Last season was great. I didn’t play in many games, but by being on the sidelines I learned so much. I got to see things that I wanted to improve on, to learn how to do. I learned so much about field hockey just from watching and observing and, after games, I would meet with our coach to talk about certain aspects of the game.

What are you involved in outside of field hockey? 

Besides field hockey, I work for the AJLC’s Living Machine as an operator. I’m also a board member of the Green EDGE Fund and an Environmental Studies student representative. My main job as an operator is testing water samples from the Living Machine and Plum Creek, and I help to maintain the AJLC grounds like the apple orchard and the garden. On the Green EDGE Fund, I get to read amazing proposals, working with students, faculty, and community members on different ways to make Oberlin more sustainable and efficient. I work on the website and write our newsletters to raise awareness of what we do, and at the end of the year I write an annual report about all the fantastic projects we got to fund.

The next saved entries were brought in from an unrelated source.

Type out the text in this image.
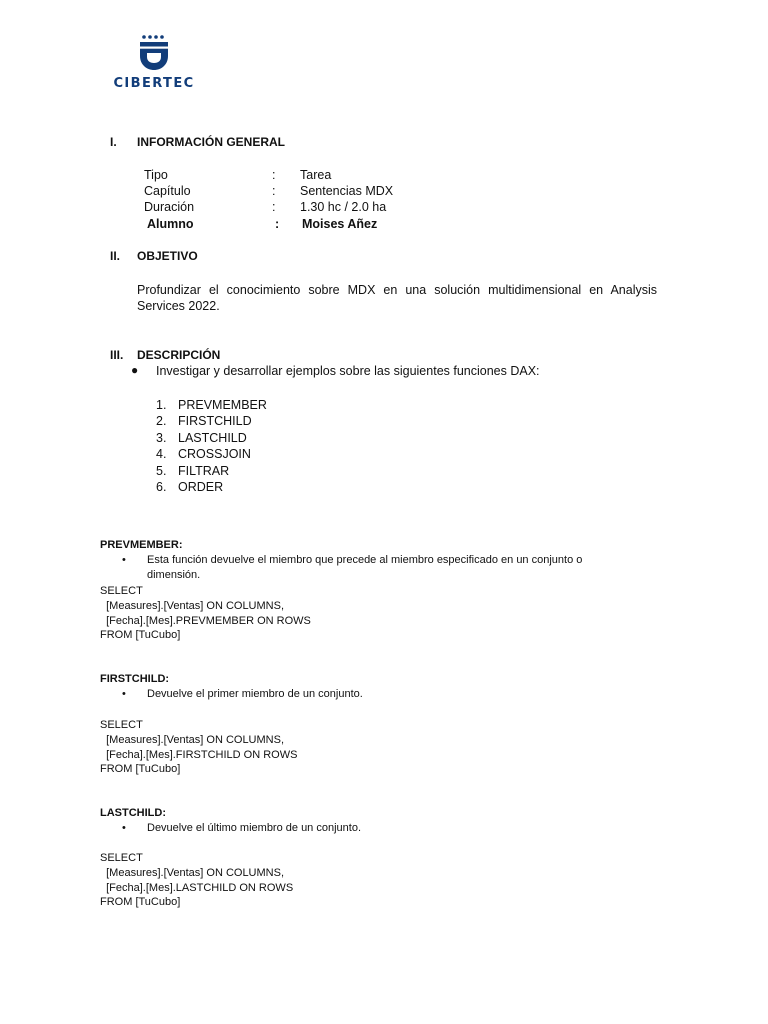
CIBERTEC
I. INFORMACIÓN GENERAL
Tipo	: Tarea
Capítulo	: Sentencias MDX
Duración	: 1.30 hc / 2.0 ha
Alumno	: Moises Añez
II. OBJETIVO
Profundizar el conocimiento sobre MDX en una solución multidimensional en Analysis Services 2022.
III. DESCRIPCIÓN
● Investigar y desarrollar ejemplos sobre las siguientes funciones DAX:
1. PREVMEMBER
2. FIRSTCHILD
3. LASTCHILD
4. CROSSJOIN
5. FILTRAR
6. ORDER
PREVMEMBER:
• Esta función devuelve el miembro que precede al miembro especificado en un conjunto o
dimensión.
SELECT
[Measures].[Ventas] ON COLUMNS,
[Fecha].[Mes].PREVMEMBER ON ROWS
FROM [TuCubo]
FIRSTCHILD:
• Devuelve el primer miembro de un conjunto.
SELECT
[Measures].[Ventas] ON COLUMNS,
[Fecha].[Mes].FIRSTCHILD ON ROWS
FROM [TuCubo]
LASTCHILD:
• Devuelve el último miembro de un conjunto.
SELECT
[Measures].[Ventas] ON COLUMNS,
[Fecha].[Mes].LASTCHILD ON ROWS
FROM [TuCubo]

As an Environmental Studies student rep, I get to work with two other amazing students and the ENVS faculty to help plan events like Environmental Careers Day.

What are some of your goals for your future in field hockey?

My goals are to enter our next season, whenever that may be, excited and ready to have fun. We are a strong team and family, and I know that we can handle anything together. Our team phrase is “adapt and overcome” and that’s exactly what we have done. So for us, I want us to go in ready to play and have the best time.